I’m not sure who came up with the idea for muddy buddies, the sweet version of Chex mix (a.k.a. “puppy chow”) but I want to knight that person with a wooden spoon. (“I dub thee… Sir Sweetus of Chexington!”) The first time I had muddy buddies, they were the (original, I assume?) chocolate and peanut butter version – Chex cereal, coated with a mix of melted chocolate chips and peanut butter, then enrobed in velvety powdered sugar. They are the original, and probably the best, version of muddy buddies.

The first new flavor of muddy buddies I encountered was snickerdoodle. Besides being a great insult and/or substitute swear word when you’re around the kids, the snickerdoodle is one of my favorite cookies. It’s chewy and soft, like all cookies should be, and it’s my dad’s favorite cookie. So the snickerdoodle muddy buddies were very addictive, and the bag didn’t last long. Soon I was roaming around Pinterest, looking for a recipe.

Find one I did – and now I have the power to create a portable snickerdoodle snack in less than 15 minutes, using only one bowl and no oven. Whelp. Pinterest, you are my weakness.

As it turns out, there are many creative versions of muddy buddies out there as well: mint chocolate, s’mores, chocolate churro, cookie butter (speculoos! – I never miss a chance to say that), Nutella, butterbeer, samoaunicorn poop… and the list goes on. I started thinking about how I could infuse different flavors into my own muddy buddy versions, and I thought the chai-like flavors of Celestial Seasonings’ Bengal Spice Tea would make a delicious sweet snack.

The flavors in this herbal tea infuse readily into melted butter. I melt the butter together with the tea in a small saucepan, simmer on low (barely bubbling) for about 10 minutes, then strain the solids out and press them to extract all the butter. Then, because I like a strong, spicy flavor, I add a teaspoon of the grounds back into butter while it’s being mixed with melted white chocolate. If this is too strong for you, add less than a teaspoon.
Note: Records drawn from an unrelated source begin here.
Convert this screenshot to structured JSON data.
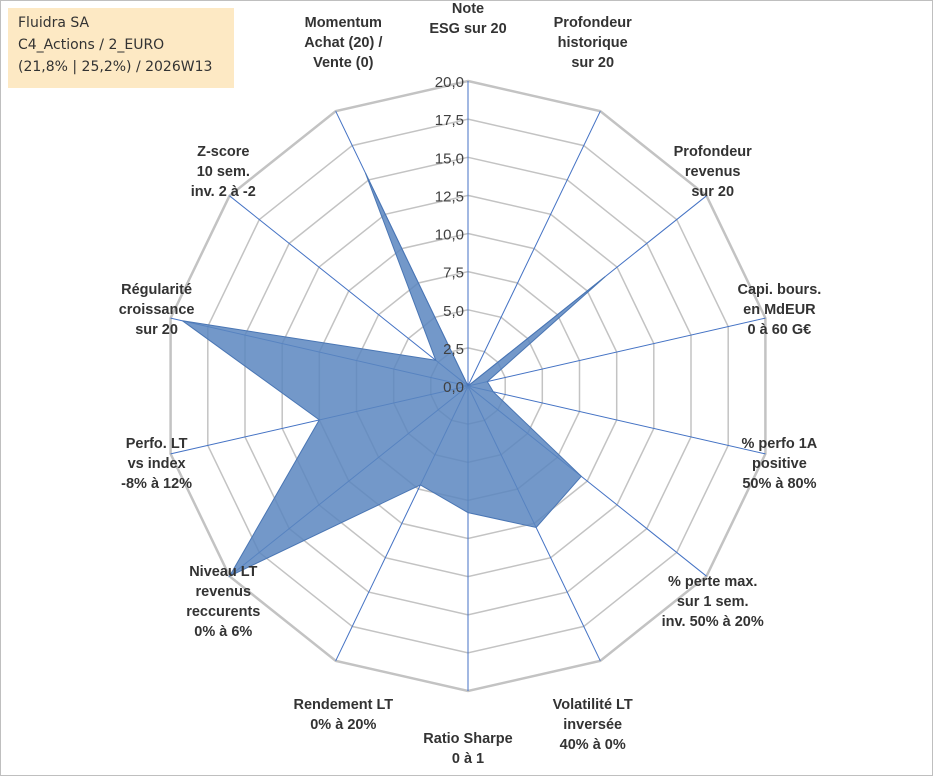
{
  "info": {
    "company": "Fluidra SA",
    "line2": "C4_Actions / 2_EURO",
    "line3": "(21,8% | 25,2%) / 2026W13"
  },
  "colors": {
    "fill": "#5a86c0",
    "fill_stroke": "#4a76b4",
    "grid": "#c3c3c3",
    "spoke": "#4472c4",
    "text": "#333333"
  },
  "chart_data": {
    "type": "radar",
    "title": "",
    "range": [
      0,
      20
    ],
    "tick_step": 2.5,
    "tick_labels": [
      "0,0",
      "2,5",
      "5,0",
      "7,5",
      "10,0",
      "12,5",
      "15,0",
      "17,5",
      "20,0"
    ],
    "axes": [
      {
        "label": [
          "Note",
          "ESG sur 20"
        ],
        "value": 0
      },
      {
        "label": [
          "Profondeur",
          "historique",
          "sur 20"
        ],
        "value": 0
      },
      {
        "label": [
          "Profondeur",
          "revenus",
          "sur 20"
        ],
        "value": 11.5
      },
      {
        "label": [
          "Capi. bours.",
          "en MdEUR",
          "0 à 60 G€"
        ],
        "value": 1.3
      },
      {
        "label": [
          "% perfo 1A",
          "positive",
          "50% à 80%"
        ],
        "value": 1.7
      },
      {
        "label": [
          "% perte max.",
          "sur 1 sem.",
          "inv. 50% à 20%"
        ],
        "value": 9.5
      },
      {
        "label": [
          "Volatilité LT",
          "inversée",
          "40% à 0%"
        ],
        "value": 10.3
      },
      {
        "label": [
          "Ratio Sharpe",
          "0 à 1"
        ],
        "value": 8.3
      },
      {
        "label": [
          "Rendement LT",
          "0% à 20%"
        ],
        "value": 7.2
      },
      {
        "label": [
          "Niveau LT",
          "revenus",
          "reccurents",
          "0% à 6%"
        ],
        "value": 20
      },
      {
        "label": [
          "Perfo. LT",
          "vs index",
          "-8% à 12%"
        ],
        "value": 10
      },
      {
        "label": [
          "Régularité",
          "croissance",
          "sur 20"
        ],
        "value": 19.2
      },
      {
        "label": [
          "Z-score",
          "10 sem.",
          "inv. 2 à -2"
        ],
        "value": 2.7
      },
      {
        "label": [
          "Momentum",
          "Achat (20) /",
          "Vente (0)"
        ],
        "value": 15.5
      }
    ],
    "series": [
      {
        "name": "Fluidra SA",
        "values": [
          0,
          0,
          11.5,
          1.3,
          1.7,
          9.5,
          10.3,
          8.3,
          7.2,
          20,
          10,
          19.2,
          2.7,
          15.5
        ]
      }
    ]
  }
}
Bengal Spice Muddy Buddies

I’m already thinking about the next flavor-infused muddy buddies I’ll make. Green tea? Earl grey? Or… what about coffee?

Bengal Spice Muddy Buddies

Bengal Spice Chai Muddy Buddies

Course Snack
Prep Time 15 minutes
Servings 16 servings


  • 1/4 cup unsalted butter
  • 5 bags Celestial Seasonings Bengal Spice Tea
  • 2 cups Ghirardelli White Chocolate Chips (1 11-oz bag)
  • 8 cups Corn Chex cereal
  • 1 1/2 cups powdered sugar


  1. Add powdered sugar to a gallon-sized zipper bag and set aside.

  2. In a small saucepan, melt butter over low heat. Open teabags and tea to the butter. Stir to combine.

  3. Simmer on low heat for 10 minutes, stirring frequently. Mixture should be barely bubbling. Make sure the butter does not burn.

  4. Remove from heat. Pour through a fine strainer and press on the grounds to remove all of the butter.

  5. Add 1 tsp of grounds to the butter mixture and set aside.

  6. In a large bowl, microwave white chocolate chips on 1-2 minutes, stirring every 30 seconds. When chips are completely melted, add butter and stir well.

  7. Pour melted chocolate over cereal, and gently fold to combine.

  8. Pour immediately into zipper bag. Seal bag and shake to coat cereal.

  9. Spread on cookie sheet. Cool for at least one hour. Store in a tightly-sealed container.